Die Mantua-Fahrt und das Gedenken an Andreas Hofer
Die Mantua-Fahrt und das Gedenken an Andreas Hofer
Ein besonderer Höhepunkt meiner Nähe zum Passeirer Landsmann Andreas Hofer war die erste Mantua-Fahrt im Jahr 1969 mit dem Besuch des damals noch sehr schlichten Gedenksteins. Als Mitglied des Chores der Lehrerbildungsanstalt (LBA), deren Maturaklasse ich damals besuchte, bekam ich von unserem weitum geschätzten Musiklehrer Prof. Peter Hölzl die Möglichkeit, bei der Gedenkfeier in Mantua die beiden bekannten Lieder „Ach Himm’l es ist verspielt“ und „Zu Mantua in Banden“ zu singen. Der Heimatpflege-Verein Meran hatte Busse für seine Mitglieder, einige Gäste aus Nordtirol und uns Sänger der LBA organisiert. Der rührige Leiter Paul Brugger erklärte während der Fahrt und der Kurzaufenthalte in Trient und der Stadt Mantua die wechselvolle Geschichte und Bedeutung berühmter Bauten dieser Gebiete. Wir hatten sogar die Möglichkeit, den Trienter Dom und das beeindruckende Schloss der Gonzaga in Mantua zu besichtigen. Dies erweiterte mein Wissen und meine Erkenntnisse betreffend die Geschichte der früher zu Österreich gehörenden Gebiete Oberitaliens und die des Tiroler Freiheitskampfes im Besonderen.
Den Höhepunkt dieser Mantua-Fahrt bildete aber die schlichte Feier vor der Grabstelle Andreas Hofers. Wir waren sehr beeindruckt, aber auch stolz, bei dieser Gelegenheit mit unseren Stimmen zum Gelingen des würdigen Gedenkens beitragen zu dürfen.
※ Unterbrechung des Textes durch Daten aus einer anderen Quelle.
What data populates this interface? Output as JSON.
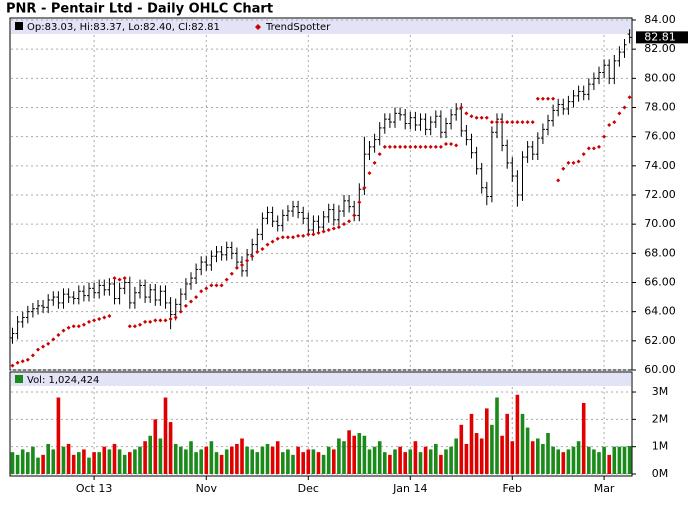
{
  "chart_data": [
    {
      "type": "ohlc",
      "title": "PNR - Pentair Ltd - Daily OHLC Chart",
      "legend_text": "Op:83.03, Hi:83.37, Lo:82.40, Cl:82.81",
      "color": "#000000",
      "open": [
        62.2,
        62.5,
        63.3,
        63.6,
        64.0,
        64.2,
        64.4,
        64.3,
        64.8,
        65.0,
        64.6,
        65.2,
        65.0,
        64.9,
        65.4,
        65.1,
        65.6,
        65.3,
        65.8,
        65.5,
        65.9,
        64.9,
        65.6,
        66.0,
        64.6,
        65.3,
        65.8,
        65.0,
        65.5,
        64.8,
        65.4,
        64.6,
        63.8,
        64.5,
        65.2,
        65.9,
        66.3,
        66.9,
        67.4,
        67.2,
        67.8,
        68.1,
        67.9,
        68.4,
        68.0,
        67.4,
        66.8,
        67.9,
        68.6,
        69.3,
        70.4,
        70.8,
        70.2,
        69.9,
        70.6,
        70.9,
        71.2,
        70.8,
        70.4,
        69.6,
        70.2,
        69.8,
        70.5,
        71.0,
        70.3,
        70.9,
        71.6,
        71.2,
        70.6,
        72.4,
        74.8,
        75.3,
        75.8,
        76.6,
        77.2,
        77.0,
        77.6,
        77.5,
        76.9,
        77.3,
        76.8,
        77.2,
        76.5,
        77.0,
        77.4,
        76.3,
        76.9,
        77.5,
        77.9,
        76.4,
        75.8,
        74.9,
        73.8,
        72.5,
        71.9,
        76.3,
        77.2,
        75.4,
        74.2,
        73.3,
        72.0,
        74.6,
        75.3,
        74.8,
        75.9,
        76.5,
        77.1,
        77.8,
        78.2,
        77.9,
        78.4,
        78.8,
        79.1,
        78.9,
        79.6,
        80.0,
        80.4,
        80.9,
        80.0,
        81.2,
        81.8,
        83.03
      ],
      "high": [
        62.9,
        63.7,
        64.0,
        64.4,
        64.6,
        64.8,
        64.8,
        65.2,
        65.4,
        65.4,
        65.6,
        65.6,
        65.4,
        65.8,
        65.8,
        66.0,
        66.0,
        66.2,
        66.2,
        66.3,
        66.3,
        66.0,
        66.4,
        66.4,
        65.7,
        66.2,
        66.2,
        65.9,
        65.9,
        65.8,
        65.8,
        65.0,
        64.9,
        65.6,
        66.3,
        66.7,
        67.3,
        67.8,
        67.8,
        68.2,
        68.5,
        68.5,
        68.8,
        68.8,
        68.4,
        67.8,
        68.3,
        69.0,
        69.7,
        70.8,
        71.2,
        71.2,
        70.6,
        71.0,
        71.3,
        71.6,
        71.6,
        71.2,
        70.8,
        70.6,
        70.6,
        70.9,
        71.4,
        71.4,
        71.3,
        72.0,
        72.0,
        71.6,
        72.8,
        76.0,
        75.7,
        76.2,
        77.0,
        77.6,
        77.6,
        78.0,
        78.0,
        77.9,
        77.7,
        77.7,
        77.6,
        77.6,
        77.4,
        77.8,
        77.8,
        77.3,
        77.9,
        78.3,
        78.3,
        76.8,
        76.2,
        75.3,
        74.2,
        72.9,
        76.7,
        77.6,
        77.6,
        75.8,
        74.6,
        73.7,
        75.0,
        75.7,
        75.7,
        76.3,
        76.9,
        77.5,
        78.2,
        78.6,
        78.6,
        78.8,
        79.2,
        79.5,
        79.5,
        80.0,
        80.4,
        80.8,
        81.3,
        81.3,
        81.6,
        82.2,
        82.7,
        83.37
      ],
      "low": [
        61.8,
        62.1,
        62.9,
        63.2,
        63.6,
        63.8,
        63.9,
        63.9,
        64.4,
        64.2,
        64.2,
        64.6,
        64.5,
        64.5,
        64.7,
        64.7,
        64.9,
        64.9,
        65.1,
        65.1,
        64.5,
        64.5,
        65.2,
        64.2,
        64.2,
        64.9,
        64.6,
        64.6,
        64.4,
        64.4,
        64.2,
        62.8,
        63.4,
        64.1,
        64.8,
        65.5,
        65.9,
        66.5,
        66.8,
        66.8,
        67.4,
        67.5,
        67.5,
        67.6,
        67.0,
        66.4,
        66.4,
        67.5,
        68.2,
        68.9,
        70.0,
        69.8,
        69.5,
        69.5,
        70.2,
        70.5,
        70.4,
        70.0,
        69.2,
        69.2,
        69.4,
        69.4,
        70.1,
        69.9,
        69.9,
        70.5,
        70.8,
        70.2,
        70.2,
        72.0,
        74.4,
        74.9,
        75.4,
        76.2,
        76.6,
        76.6,
        77.1,
        76.5,
        76.5,
        76.4,
        76.4,
        76.1,
        76.1,
        76.6,
        75.9,
        75.9,
        76.5,
        77.1,
        76.0,
        75.4,
        74.5,
        73.4,
        72.1,
        71.3,
        71.5,
        75.9,
        75.0,
        73.8,
        72.9,
        71.2,
        71.6,
        74.2,
        74.4,
        74.4,
        75.5,
        76.1,
        76.7,
        77.4,
        77.5,
        77.5,
        78.0,
        78.4,
        78.5,
        78.5,
        79.2,
        79.6,
        80.0,
        79.6,
        79.6,
        80.8,
        81.4,
        82.4
      ],
      "close": [
        62.5,
        63.3,
        63.6,
        64.0,
        64.2,
        64.4,
        64.3,
        64.8,
        65.0,
        64.6,
        65.2,
        65.0,
        64.9,
        65.4,
        65.1,
        65.6,
        65.3,
        65.8,
        65.5,
        65.9,
        64.9,
        65.6,
        66.0,
        64.6,
        65.3,
        65.8,
        65.0,
        65.5,
        64.8,
        65.4,
        64.6,
        63.8,
        64.5,
        65.2,
        65.9,
        66.3,
        66.9,
        67.4,
        67.2,
        67.8,
        68.1,
        67.9,
        68.4,
        68.0,
        67.4,
        66.8,
        67.9,
        68.6,
        69.3,
        70.4,
        70.8,
        70.2,
        69.9,
        70.6,
        70.9,
        71.2,
        70.8,
        70.4,
        69.6,
        70.2,
        69.8,
        70.5,
        71.0,
        70.3,
        70.9,
        71.6,
        71.2,
        70.6,
        72.4,
        74.8,
        75.3,
        75.8,
        76.6,
        77.2,
        77.0,
        77.6,
        77.5,
        76.9,
        77.3,
        76.8,
        77.2,
        76.5,
        77.0,
        77.4,
        76.3,
        76.9,
        77.5,
        77.9,
        76.4,
        75.8,
        74.9,
        73.8,
        72.5,
        71.9,
        76.3,
        77.2,
        75.4,
        74.2,
        73.3,
        72.0,
        74.6,
        75.3,
        74.8,
        75.9,
        76.5,
        77.1,
        77.8,
        78.2,
        77.9,
        78.4,
        78.8,
        79.1,
        78.9,
        79.6,
        80.0,
        80.4,
        80.9,
        80.0,
        81.2,
        81.8,
        82.3,
        82.81
      ],
      "overlay": {
        "name": "TrendSpotter",
        "color": "#cc0000",
        "values": [
          60.3,
          60.5,
          60.6,
          60.7,
          61.0,
          61.4,
          61.6,
          61.8,
          62.1,
          62.4,
          62.7,
          62.9,
          63.0,
          63.0,
          63.1,
          63.3,
          63.4,
          63.5,
          63.6,
          63.7,
          66.3,
          66.2,
          66.3,
          63.0,
          63.0,
          63.1,
          63.3,
          63.3,
          63.4,
          63.4,
          63.4,
          63.5,
          63.6,
          64.0,
          64.4,
          64.7,
          65.0,
          65.4,
          65.6,
          65.8,
          65.8,
          65.8,
          66.2,
          66.6,
          67.0,
          67.2,
          67.5,
          67.8,
          68.1,
          68.3,
          68.6,
          68.8,
          69.0,
          69.1,
          69.1,
          69.1,
          69.2,
          69.2,
          69.3,
          69.3,
          69.4,
          69.5,
          69.6,
          69.7,
          69.8,
          70.0,
          70.2,
          70.6,
          71.5,
          72.5,
          73.5,
          74.2,
          74.8,
          75.3,
          75.3,
          75.3,
          75.3,
          75.3,
          75.3,
          75.3,
          75.3,
          75.3,
          75.3,
          75.3,
          75.3,
          75.5,
          75.5,
          75.4,
          78.0,
          77.6,
          77.4,
          77.3,
          77.3,
          77.3,
          77.0,
          77.0,
          77.0,
          77.0,
          77.0,
          77.0,
          77.0,
          77.0,
          77.0,
          78.6,
          78.6,
          78.6,
          78.6,
          73.0,
          73.8,
          74.2,
          74.2,
          74.3,
          74.8,
          75.2,
          75.2,
          75.3,
          76.0,
          76.8,
          77.0,
          77.6,
          78.0,
          78.7
        ]
      },
      "ylim": [
        60,
        84
      ],
      "yticks": [
        {
          "value": 60,
          "label": "60.00"
        },
        {
          "value": 62,
          "label": "62.00"
        },
        {
          "value": 64,
          "label": "64.00"
        },
        {
          "value": 66,
          "label": "66.00"
        },
        {
          "value": 68,
          "label": "68.00"
        },
        {
          "value": 70,
          "label": "70.00"
        },
        {
          "value": 72,
          "label": "72.00"
        },
        {
          "value": 74,
          "label": "74.00"
        },
        {
          "value": 76,
          "label": "76.00"
        },
        {
          "value": 78,
          "label": "78.00"
        },
        {
          "value": 80,
          "label": "80.00"
        },
        {
          "value": 82,
          "label": "82.00"
        },
        {
          "value": 84,
          "label": "84.00"
        }
      ],
      "grid": true
    },
    {
      "type": "bar",
      "legend_text": "Vol: 1,024,424",
      "up_color": "#1a8a1a",
      "down_color": "#e00000",
      "categories": [
        null,
        null,
        null,
        null,
        null,
        null,
        null,
        null,
        null,
        null,
        null,
        null,
        null,
        null,
        null,
        null,
        "Oct 13",
        null,
        null,
        null,
        null,
        null,
        null,
        null,
        null,
        null,
        null,
        null,
        null,
        null,
        null,
        null,
        null,
        null,
        null,
        null,
        null,
        null,
        "Nov",
        null,
        null,
        null,
        null,
        null,
        null,
        null,
        null,
        null,
        null,
        null,
        null,
        null,
        null,
        null,
        null,
        null,
        null,
        null,
        "Dec",
        null,
        null,
        null,
        null,
        null,
        null,
        null,
        null,
        null,
        null,
        null,
        null,
        null,
        null,
        null,
        null,
        null,
        null,
        null,
        "Jan 14",
        null,
        null,
        null,
        null,
        null,
        null,
        null,
        null,
        null,
        null,
        null,
        null,
        null,
        null,
        null,
        null,
        null,
        null,
        null,
        "Feb",
        null,
        null,
        null,
        null,
        null,
        null,
        null,
        null,
        null,
        null,
        null,
        null,
        null,
        null,
        null,
        null,
        null,
        "Mar",
        null,
        null,
        null,
        null,
        null
      ],
      "values": [
        0.8,
        0.7,
        0.9,
        0.8,
        1.0,
        0.6,
        0.7,
        1.1,
        0.9,
        2.8,
        1.0,
        1.1,
        0.7,
        0.8,
        0.9,
        0.6,
        0.8,
        0.8,
        1.0,
        0.9,
        1.1,
        0.9,
        0.7,
        0.8,
        0.9,
        1.0,
        1.2,
        1.4,
        2.0,
        1.3,
        2.8,
        1.9,
        1.1,
        1.0,
        0.9,
        1.2,
        0.8,
        0.9,
        1.0,
        1.2,
        0.8,
        0.7,
        0.9,
        1.0,
        1.1,
        1.3,
        1.0,
        0.9,
        0.8,
        1.0,
        1.1,
        1.0,
        1.2,
        0.8,
        0.9,
        0.7,
        1.0,
        0.8,
        0.9,
        0.9,
        0.8,
        0.7,
        1.0,
        0.9,
        1.3,
        1.2,
        1.6,
        1.4,
        1.5,
        1.4,
        0.9,
        1.0,
        1.2,
        0.8,
        0.7,
        0.9,
        1.0,
        0.8,
        0.9,
        1.2,
        0.8,
        1.0,
        0.9,
        1.1,
        0.7,
        0.9,
        1.0,
        1.3,
        1.8,
        1.1,
        2.2,
        1.5,
        1.3,
        2.4,
        1.8,
        2.8,
        1.4,
        2.2,
        1.2,
        2.9,
        2.2,
        1.7,
        1.2,
        1.3,
        1.1,
        1.5,
        1.0,
        0.9,
        0.8,
        0.9,
        1.0,
        1.2,
        2.6,
        1.0,
        0.9,
        0.8,
        1.0,
        0.7,
        1.0,
        1.0,
        1.0,
        1.024424
      ],
      "ylim": [
        0,
        3.66
      ],
      "yticks": [
        {
          "value": 0,
          "label": "0M"
        },
        {
          "value": 1,
          "label": "1M"
        },
        {
          "value": 2,
          "label": "2M"
        },
        {
          "value": 3,
          "label": "3M"
        }
      ],
      "grid": true
    }
  ]
}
In kurzen Ansprachen wurden die Bemühungen der Stadt Mantua, Andreas Hofers Leben zu retten, hervorgehoben und die Umstände seiner „Umbettung“ in die Innsbrucker Hofkirche nachgezeichnet.
In unserer Familie und Talschaft blieb und bleibt das Gedenken an Andreas Hofer wach, und ich habe, so wie auch meine Geschwister, in den letzten Jahrzehnten wohl kaum eine der Feierlichkeiten anlässlich seines Todestages am 20. Februar ausgelassen.
Und jede Fahrt in meine „Pseirer“ Heimat führt mich direkt an seinem Geburtshaus vorbei …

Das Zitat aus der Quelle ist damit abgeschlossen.